# [SOLVED] battlefeild 2 wont run in full screen



## zach_1523 (Feb 22, 2008)

Hello everyone, i just installed battlefield 2 the old one and it is only in the middle of the screen while playing, not full screen. I am playing on a 37 inch vizio TV and i have nvidia 8800 gt. Other games play fine like source,tf2,modern warfare 2 etc. but games like counterstrike 1.6, condition zero, and now battlefield 2 only play in the middle of the screen not full screen. Any help would be much appreciated

thanks,
Zach


----------



## tsujp (Mar 2, 2008)

*Re: battlefeild 2 wont run in full screen*

Hi there Zach_1523!

What resolution does the TV operate at? What resolution is the game set at?

If the game cannot scale itself up to fill the entire resolution the TV is trying to display it will produce a black border to fill in the rest of this area.

Make sure the game is set to run on widescreen if your TV is set to that. Also make sure that your windows resoltuion in-game is the same as your desktop resolution.
E.g. your desktop resolution may be 1000x1000 but in-game it may change to 600x600.

I know the Nvidia control panel has a few options for exactly this, from memory.
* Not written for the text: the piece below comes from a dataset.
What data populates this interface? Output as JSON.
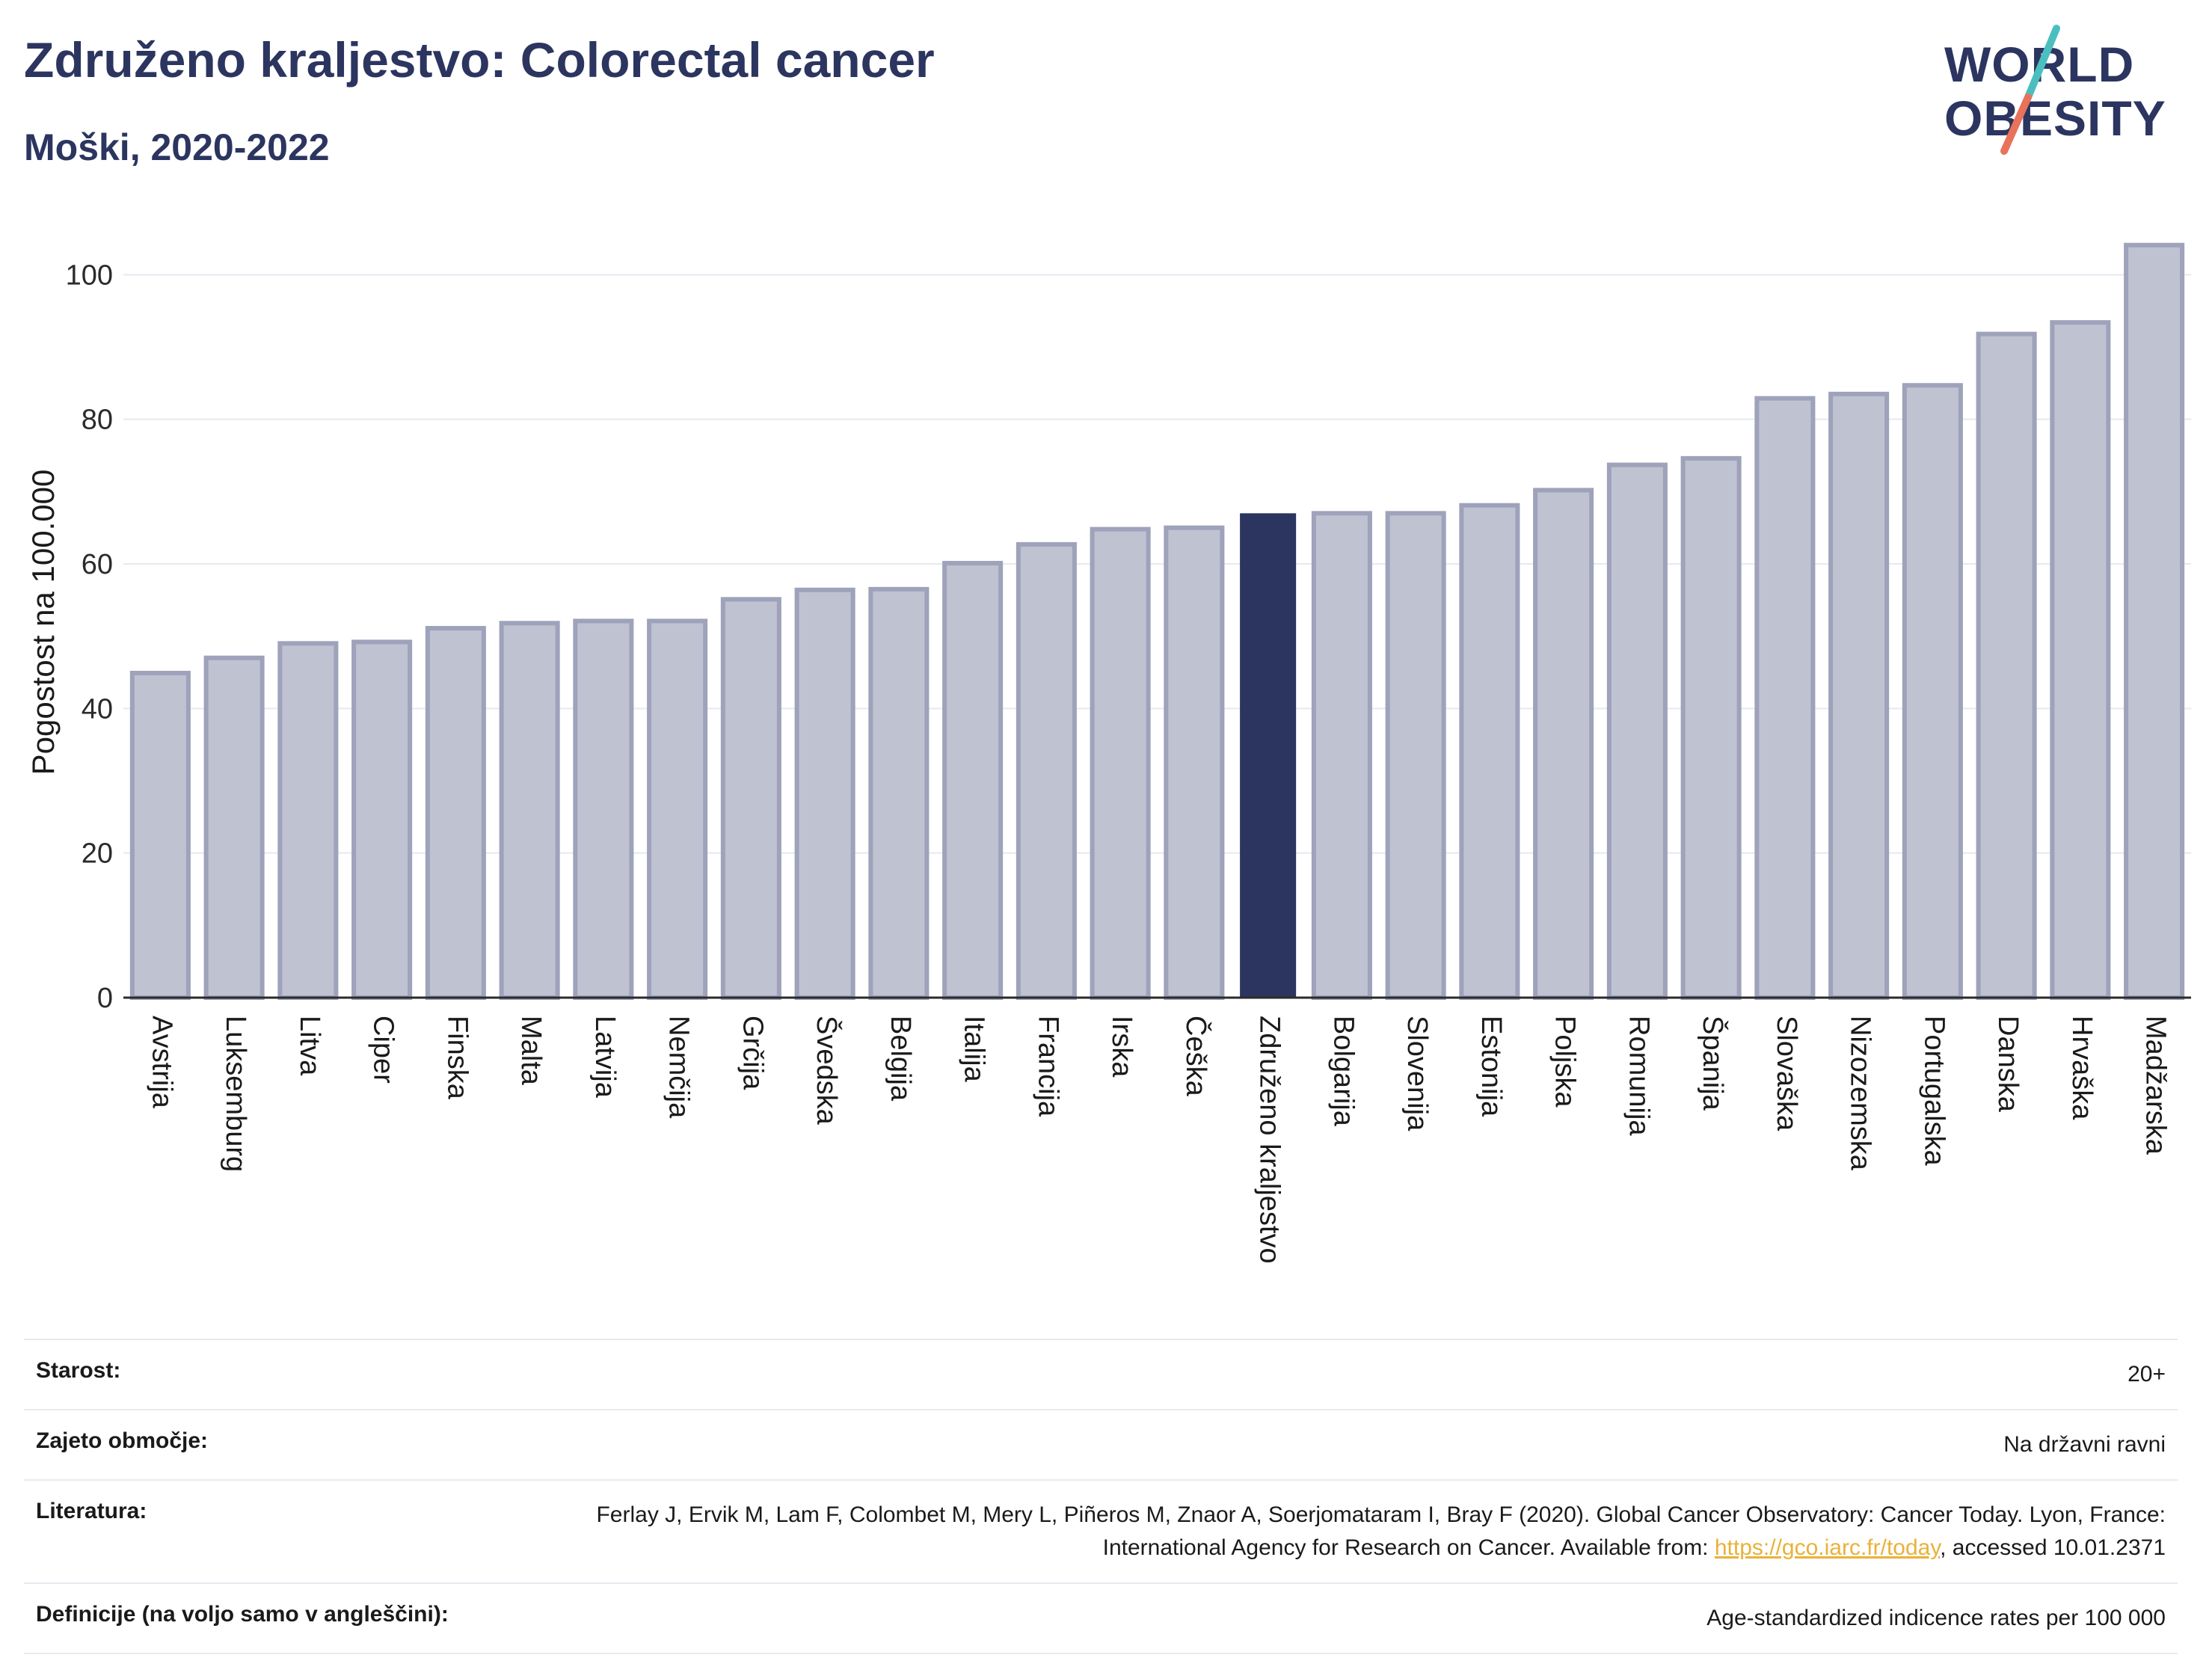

It should be somewhat along the lines of;
*Scaling resolution to full screen.*

I will look up the exact location of this option when I go home.

Make sure the game is set to run in full screen as well (this will be in the games options usually).

In summary things you should check for:

Game is checked for full screen operation (i.e. it scales to the monitors native resolution).
Nvidia control panel scaling option is checked.
Make sure the correct aspect ratio is being used (i.e. the games aspect ratio matches the TVs).
Make sure your TV isn't operating an a resolution larger than the game can output to.

Good luck,

Fluidz


----------



## zach_1523 (Feb 22, 2008)

*Re: battlefeild 2 wont run in full screen*

thanks alot i got it


----------



## tsujp (Mar 2, 2008)

*Re: battlefeild 2 wont run in full screen*

No problems.

Glad you got it sorted 

Would you be able to mark this thread as solved under the thread tools at your convienience please


----------